At 128 bits, even if you issued a billion keys, the chance of any two colliding — or of an attacker guessing one — is so small it's not worth a second thought. UUID v4 gives 122 bits (6 bits are fixed by the version and variant fields), which is just as comfortably out of reach.

Why segmented formats exist

The XXXXX-XXXXX style isn't more secure — it's more readable. It exists for the customer spelling a key to support over the phone, or typing it from a printed card. The alphabet here is A–Z and 2–9 with I, O, 0, and 1 removed, so nobody has to guess whether that character is a letter O or a zero. That leaves 32 symbols — 5 bits each — so 20 characters across four groups is 100 bits: less than hex, still unguessable in practice.

Why this is on a forms site

Core Forms includes a licensing server for WordPress: when a checkout form fulfills, it issues a 32-character hex key automatically, records the order against it, and validates activations from your customers' sites.

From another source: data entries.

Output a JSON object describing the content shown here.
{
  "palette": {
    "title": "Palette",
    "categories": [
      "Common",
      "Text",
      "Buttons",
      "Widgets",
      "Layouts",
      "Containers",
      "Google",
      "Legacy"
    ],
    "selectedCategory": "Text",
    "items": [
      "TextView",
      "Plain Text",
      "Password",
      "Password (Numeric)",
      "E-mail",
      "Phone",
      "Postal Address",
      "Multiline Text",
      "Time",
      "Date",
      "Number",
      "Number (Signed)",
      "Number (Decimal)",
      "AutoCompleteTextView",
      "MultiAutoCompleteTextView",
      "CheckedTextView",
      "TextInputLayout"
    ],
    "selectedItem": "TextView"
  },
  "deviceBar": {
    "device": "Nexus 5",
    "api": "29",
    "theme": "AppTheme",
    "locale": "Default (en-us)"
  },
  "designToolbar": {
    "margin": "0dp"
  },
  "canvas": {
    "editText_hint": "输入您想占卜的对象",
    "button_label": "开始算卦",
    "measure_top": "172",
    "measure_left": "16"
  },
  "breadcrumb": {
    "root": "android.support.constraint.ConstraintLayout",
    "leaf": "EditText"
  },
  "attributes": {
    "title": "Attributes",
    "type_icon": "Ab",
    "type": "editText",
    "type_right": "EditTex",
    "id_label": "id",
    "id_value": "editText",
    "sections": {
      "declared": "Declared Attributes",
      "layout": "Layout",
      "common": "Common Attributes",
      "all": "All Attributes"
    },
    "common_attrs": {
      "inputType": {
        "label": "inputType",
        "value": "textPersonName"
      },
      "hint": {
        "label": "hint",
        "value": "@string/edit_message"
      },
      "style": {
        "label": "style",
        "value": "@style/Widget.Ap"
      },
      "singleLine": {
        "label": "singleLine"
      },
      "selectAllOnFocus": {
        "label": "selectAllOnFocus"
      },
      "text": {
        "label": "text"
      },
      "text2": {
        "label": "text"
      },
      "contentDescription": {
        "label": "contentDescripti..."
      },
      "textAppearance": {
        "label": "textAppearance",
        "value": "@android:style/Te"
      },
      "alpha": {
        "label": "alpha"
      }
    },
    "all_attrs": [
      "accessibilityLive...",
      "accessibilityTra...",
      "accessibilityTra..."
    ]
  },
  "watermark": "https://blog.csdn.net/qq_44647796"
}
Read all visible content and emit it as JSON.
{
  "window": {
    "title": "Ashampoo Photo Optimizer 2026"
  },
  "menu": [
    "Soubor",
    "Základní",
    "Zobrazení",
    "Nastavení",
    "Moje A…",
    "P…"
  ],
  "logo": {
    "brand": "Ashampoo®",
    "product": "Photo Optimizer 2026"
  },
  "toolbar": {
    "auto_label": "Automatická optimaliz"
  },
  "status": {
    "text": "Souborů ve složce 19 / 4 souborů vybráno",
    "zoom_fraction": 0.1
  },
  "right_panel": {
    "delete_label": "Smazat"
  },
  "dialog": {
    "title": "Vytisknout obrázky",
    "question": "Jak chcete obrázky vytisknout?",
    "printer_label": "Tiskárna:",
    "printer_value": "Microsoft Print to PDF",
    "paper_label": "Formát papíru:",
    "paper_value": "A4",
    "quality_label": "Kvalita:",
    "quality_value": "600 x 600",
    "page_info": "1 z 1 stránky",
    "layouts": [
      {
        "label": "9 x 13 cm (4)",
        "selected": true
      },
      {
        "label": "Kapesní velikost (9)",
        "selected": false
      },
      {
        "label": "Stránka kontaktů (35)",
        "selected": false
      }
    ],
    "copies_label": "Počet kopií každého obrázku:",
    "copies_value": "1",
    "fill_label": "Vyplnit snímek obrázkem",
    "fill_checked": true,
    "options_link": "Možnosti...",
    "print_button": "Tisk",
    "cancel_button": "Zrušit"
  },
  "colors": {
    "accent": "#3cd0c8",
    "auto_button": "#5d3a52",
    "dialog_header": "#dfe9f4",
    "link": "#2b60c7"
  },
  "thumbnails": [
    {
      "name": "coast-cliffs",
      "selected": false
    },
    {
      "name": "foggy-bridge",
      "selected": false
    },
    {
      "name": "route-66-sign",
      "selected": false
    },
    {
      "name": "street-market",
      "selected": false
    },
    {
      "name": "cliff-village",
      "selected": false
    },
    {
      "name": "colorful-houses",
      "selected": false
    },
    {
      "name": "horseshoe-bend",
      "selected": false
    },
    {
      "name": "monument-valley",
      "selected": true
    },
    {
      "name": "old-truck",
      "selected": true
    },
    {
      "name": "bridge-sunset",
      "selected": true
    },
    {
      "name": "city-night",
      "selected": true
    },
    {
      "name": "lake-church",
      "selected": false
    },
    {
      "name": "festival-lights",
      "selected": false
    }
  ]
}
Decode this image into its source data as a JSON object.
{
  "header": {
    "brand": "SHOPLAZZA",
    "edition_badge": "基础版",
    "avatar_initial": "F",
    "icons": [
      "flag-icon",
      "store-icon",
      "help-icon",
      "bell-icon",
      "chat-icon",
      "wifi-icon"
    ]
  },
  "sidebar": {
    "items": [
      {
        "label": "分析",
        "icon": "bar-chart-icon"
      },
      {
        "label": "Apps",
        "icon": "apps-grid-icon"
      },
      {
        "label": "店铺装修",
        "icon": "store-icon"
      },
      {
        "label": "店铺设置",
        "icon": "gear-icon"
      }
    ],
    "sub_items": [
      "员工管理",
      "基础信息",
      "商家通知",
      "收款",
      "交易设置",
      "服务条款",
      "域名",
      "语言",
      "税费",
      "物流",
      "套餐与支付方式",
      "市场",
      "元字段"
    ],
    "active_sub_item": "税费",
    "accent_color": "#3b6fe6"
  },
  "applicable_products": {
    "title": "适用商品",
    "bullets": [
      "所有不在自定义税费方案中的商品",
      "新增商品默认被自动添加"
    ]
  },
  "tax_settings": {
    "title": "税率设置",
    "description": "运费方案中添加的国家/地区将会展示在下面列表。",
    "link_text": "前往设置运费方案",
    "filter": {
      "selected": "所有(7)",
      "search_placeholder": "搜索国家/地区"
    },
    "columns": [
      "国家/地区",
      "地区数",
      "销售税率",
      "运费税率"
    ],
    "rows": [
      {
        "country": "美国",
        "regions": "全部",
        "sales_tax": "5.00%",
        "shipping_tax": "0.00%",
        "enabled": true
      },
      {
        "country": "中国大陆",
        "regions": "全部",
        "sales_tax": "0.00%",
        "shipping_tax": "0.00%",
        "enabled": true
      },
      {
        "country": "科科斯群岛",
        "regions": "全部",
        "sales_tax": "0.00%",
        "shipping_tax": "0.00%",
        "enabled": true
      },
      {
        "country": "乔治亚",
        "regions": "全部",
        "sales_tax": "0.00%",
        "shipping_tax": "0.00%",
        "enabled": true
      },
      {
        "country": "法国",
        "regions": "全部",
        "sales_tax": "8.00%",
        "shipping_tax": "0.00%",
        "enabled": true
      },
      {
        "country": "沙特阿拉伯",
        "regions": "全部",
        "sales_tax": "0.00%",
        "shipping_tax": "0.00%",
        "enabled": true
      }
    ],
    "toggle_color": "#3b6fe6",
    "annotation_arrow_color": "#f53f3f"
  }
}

This generator produces the same style of key by hand — useful for seeding an import, migrating keys from another system, or testing a validation endpoint before real orders arrive.

FAQ

License key questions

Are these license keys cryptographically secure?

Yes. Every key is built from crypto.getRandomValues, the browser’s cryptographic random source — the same API used for generating encryption keys. Math.random is never used. The segmented format maps random bytes onto its alphabet without modulo bias, so every character position is uniformly distributed.

Do the keys leave my browser?

No. Generation, copying, and the CSV download all happen locally in your browser with client-side JavaScript. There is no server call, no analytics event carrying key material, and no storage. Close the tab and the keys exist only where you pasted or saved them.

What format should I use for my product?

If customers never type the key, use 32-char hex or UUID — maximum entropy, zero ceremony. If a human might read the key aloud or type it from paper, use the segmented format: the grouped, lookalike-free alphabet is far easier to transcribe correctly. A prefix helps support staff identify your product.

How are license keys actually validated?

By a database lookup, not by the key’s shape. The licensing server stores each issued key with its order, status, and activation records; validation checks whether that exact string exists and is active. The format carries no meaning — a “valid-looking” key that isn’t in the database is just a string.

Can I generate keys for Core Forms with this tool?

Not for activating Core Forms itself — the plugin’s licensing server issues its own keys automatically when a purchase completes, and only those validate. This tool is for seeding key imports, migrating from another system, or issuing keys for your own products.